Par ailleurs, le repos est essentiel en cas de MVRA (classiquement une semaine par jour de forte hyperthermie). De même, l’amélioration de l’hygiène de l’environnement (limitation de l’exposition aux poussières) peut permettre de prévenir une sensibilisation durable ou chronique des voies respiratoires.

Les résultats

En cas de résultat négatif, d’autres virus plus banals sont souvent suspectés. En particulier les rhinovirus de type B ou A qui comme chez l’Homme se traduisent par une forte contagiosité accompagnée de rhinorée profuse mais sans forte morbidité la plupart du temps. Se souvenir bien évidemment de la possibilité de résultats faussement négatifs, justifiant éventuellement de renouveler les prélèvements, en particulier si d’autres cas surviennent. De ce point de vue, les recherches virales effectuées sur un lavage trachéal peuvent indiquer la présence d’un virus grippal ou d’un herpesvirus pendant les quinze jours suivant l’apparition des symptômes.

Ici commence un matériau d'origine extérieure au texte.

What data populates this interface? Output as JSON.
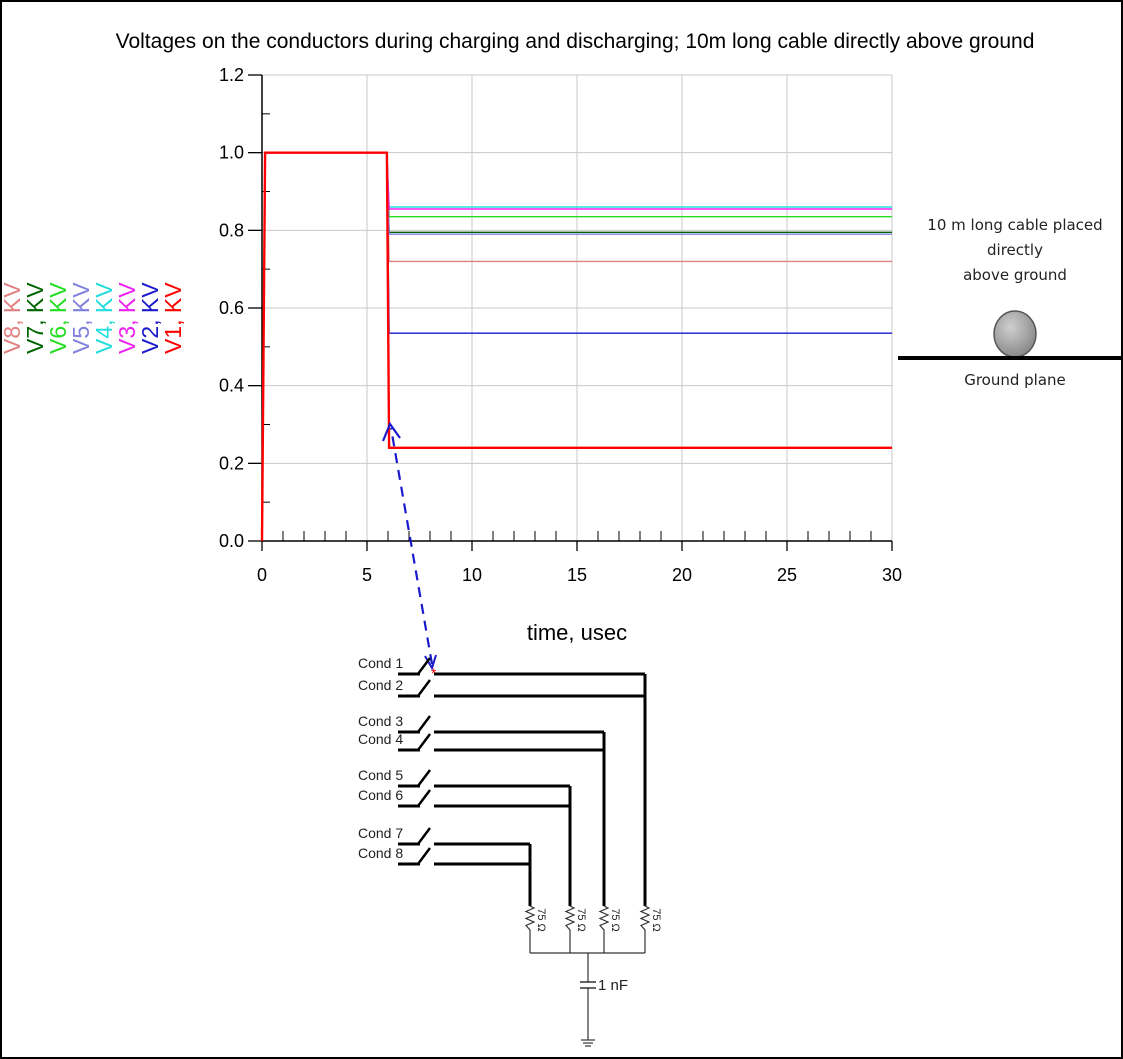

Les résultats positifs ont une très forte valeur prédictive positive car les technique utilisées (PCR) sont très sensibles. Un résultat positif à la recherche de génome d’herpes virus n’est pas forcément spécifique d’une infection de ce type. La caractérisation secondaire du type viral par des techniques de laboratoire plus fines ou par séquençage peut confirmer ultérieurement la présence d’un type viral significatif (HVE1, HVE4) ou révéler (assez fréquemment) d’autres virus (HVE2, HVE5) dont la signification clinique et épidémiologique est plus complexe (HVE2), voire discutable (HVE5).

Après les résultats…

L’obtention des résultats permet d’adapter ou de poursuivre les mesures préventives au sein de l’effectif atteint. Un résultat positif pour la grippe doit justifier des mesures renforcées de vaccination et de circulation des individus (participation à des compétitions, entrées et sorties dans l’écurie). Un résultat positif pour HVE1 ou HVE4 entraîne quant à lui des mesures vaccinales plus discutables mais alerte sur la possibilité de survenue de formes nerveuses potentielles. L’identification d’HVE2 n’offre aucune possibilité concernant la prophylaxie médicale. En revanche, HVE2 et HVE4 peuvent expliquer des formes cliniques moins spectaculaires mais des manifestations de contre-performance dites « contagieuse », par les entraineurs, ou agir en tant que facilitateurs de surinfections bactériennes plus ou moins graves (surinfections à streptocoques en particulier) ou de maladies inflammatoires chroniques des voies respiratoires moyennes et profondes chez des jeunes chevaux à l’entraînement.

Le recensement et le suivi des résultats positifs est effectués depuis plusieurs années par le sous réseau SRA du RESPE et nous permet de disposer désormais des informations épidémiologiques pertinentes présentées dans ce bulletin.